Fino allo scorso anno, quando i giudici si sono definitivamente espressi sul merito, stabilendo che dato che
le graduatorie a esaurimento sono chiuse dal 2009, e questi insegnanti hanno presentato la richiesta
successivamente, non hanno diritto a entrarvi. Di qui la situazione attuale.«Chi nel frattempo ha sostenuto
il concorso straordinario ed è passato in ruolo, è tranquillo - dice Adriano Zonta, della Cgil Scuola -, ma non
per tutti le cose stanno così.

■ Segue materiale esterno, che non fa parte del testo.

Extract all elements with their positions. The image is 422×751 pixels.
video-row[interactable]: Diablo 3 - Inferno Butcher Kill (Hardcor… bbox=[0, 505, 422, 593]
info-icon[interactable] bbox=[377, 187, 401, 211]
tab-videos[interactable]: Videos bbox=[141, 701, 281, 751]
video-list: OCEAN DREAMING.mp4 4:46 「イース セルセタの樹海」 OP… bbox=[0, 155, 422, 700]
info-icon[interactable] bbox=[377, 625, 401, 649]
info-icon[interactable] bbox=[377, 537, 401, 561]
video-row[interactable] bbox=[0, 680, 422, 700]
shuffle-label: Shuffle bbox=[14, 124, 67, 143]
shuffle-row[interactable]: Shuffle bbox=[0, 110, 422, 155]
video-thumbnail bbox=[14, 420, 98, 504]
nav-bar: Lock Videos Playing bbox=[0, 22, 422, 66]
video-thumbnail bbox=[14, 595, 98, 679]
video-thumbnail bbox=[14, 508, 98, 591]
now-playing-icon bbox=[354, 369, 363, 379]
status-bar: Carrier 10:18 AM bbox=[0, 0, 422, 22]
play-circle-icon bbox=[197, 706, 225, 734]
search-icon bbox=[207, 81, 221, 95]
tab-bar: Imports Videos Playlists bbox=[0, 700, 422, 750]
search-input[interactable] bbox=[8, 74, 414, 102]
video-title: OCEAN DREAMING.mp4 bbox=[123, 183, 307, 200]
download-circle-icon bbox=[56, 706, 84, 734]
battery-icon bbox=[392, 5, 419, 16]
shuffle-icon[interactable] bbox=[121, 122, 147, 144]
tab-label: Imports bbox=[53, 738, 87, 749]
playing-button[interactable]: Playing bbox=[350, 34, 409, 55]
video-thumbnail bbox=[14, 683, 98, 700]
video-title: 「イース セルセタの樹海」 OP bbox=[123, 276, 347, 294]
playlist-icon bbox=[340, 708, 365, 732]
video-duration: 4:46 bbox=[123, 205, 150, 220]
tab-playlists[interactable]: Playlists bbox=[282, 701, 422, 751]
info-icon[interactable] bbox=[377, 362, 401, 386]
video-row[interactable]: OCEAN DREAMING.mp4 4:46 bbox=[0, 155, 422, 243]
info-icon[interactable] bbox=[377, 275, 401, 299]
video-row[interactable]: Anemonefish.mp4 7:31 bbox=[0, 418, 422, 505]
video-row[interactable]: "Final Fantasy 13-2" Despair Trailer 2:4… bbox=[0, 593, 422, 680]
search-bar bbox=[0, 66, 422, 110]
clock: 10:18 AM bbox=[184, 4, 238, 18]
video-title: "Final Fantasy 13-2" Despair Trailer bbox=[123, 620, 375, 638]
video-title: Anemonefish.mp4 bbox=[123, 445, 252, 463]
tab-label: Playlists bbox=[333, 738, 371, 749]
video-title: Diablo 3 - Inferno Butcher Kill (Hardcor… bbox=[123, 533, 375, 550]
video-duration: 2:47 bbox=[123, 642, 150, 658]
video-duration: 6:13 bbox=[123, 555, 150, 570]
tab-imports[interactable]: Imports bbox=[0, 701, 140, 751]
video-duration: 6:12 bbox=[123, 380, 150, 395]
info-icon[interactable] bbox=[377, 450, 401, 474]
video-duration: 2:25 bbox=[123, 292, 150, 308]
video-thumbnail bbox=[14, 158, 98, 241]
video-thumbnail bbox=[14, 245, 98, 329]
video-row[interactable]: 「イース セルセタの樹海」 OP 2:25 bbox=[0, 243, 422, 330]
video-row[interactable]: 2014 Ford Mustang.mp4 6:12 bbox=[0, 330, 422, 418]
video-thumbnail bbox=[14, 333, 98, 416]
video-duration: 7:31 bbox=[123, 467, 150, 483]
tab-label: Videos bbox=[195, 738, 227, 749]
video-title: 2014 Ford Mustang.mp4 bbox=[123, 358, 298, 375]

Chi non ha fatto il concorso, se anche ha un contratto a tempo indeterminato,
passerà al tempo determinato, e anche coloro che già avevano un contratto a scadenza ovviamente
avranno meno certezze. Sia chiaro, sostanzialmente per tutti un posto di lavoro ci sarà, perché la richiesta
di insegnanti nella scuola è talmente alta da esaurire abbondantemente tutte le liste, ma resta il fatto che
ora si genererà una grande confusione proprio nella determinazione delle nuove graduatorie». Proprio per
questo la Cgil Scuola lancia, oltre a questo preoccupata allarme, anche un appello al Ministero per trovare
una soluzione, che potrebbe essere quella di una sorta di "sanatoria". «La nostra proposta e richiesta al
Ministero è proprio questa - conferma Zonta -. Ci vuole una sanatoria, con l'assunzione di tutti questi
docenti all'inizio del prossimo anno scolastico, in modo da poter garantire alle scuole il regolare
funzionamento. Poi i mesi di lavoro valgano per loro come anno di formazione, con la possibilità di
affrontare alla fine un nuovo concorso straordinario che regolarizzi una volta per tutte le posizioni».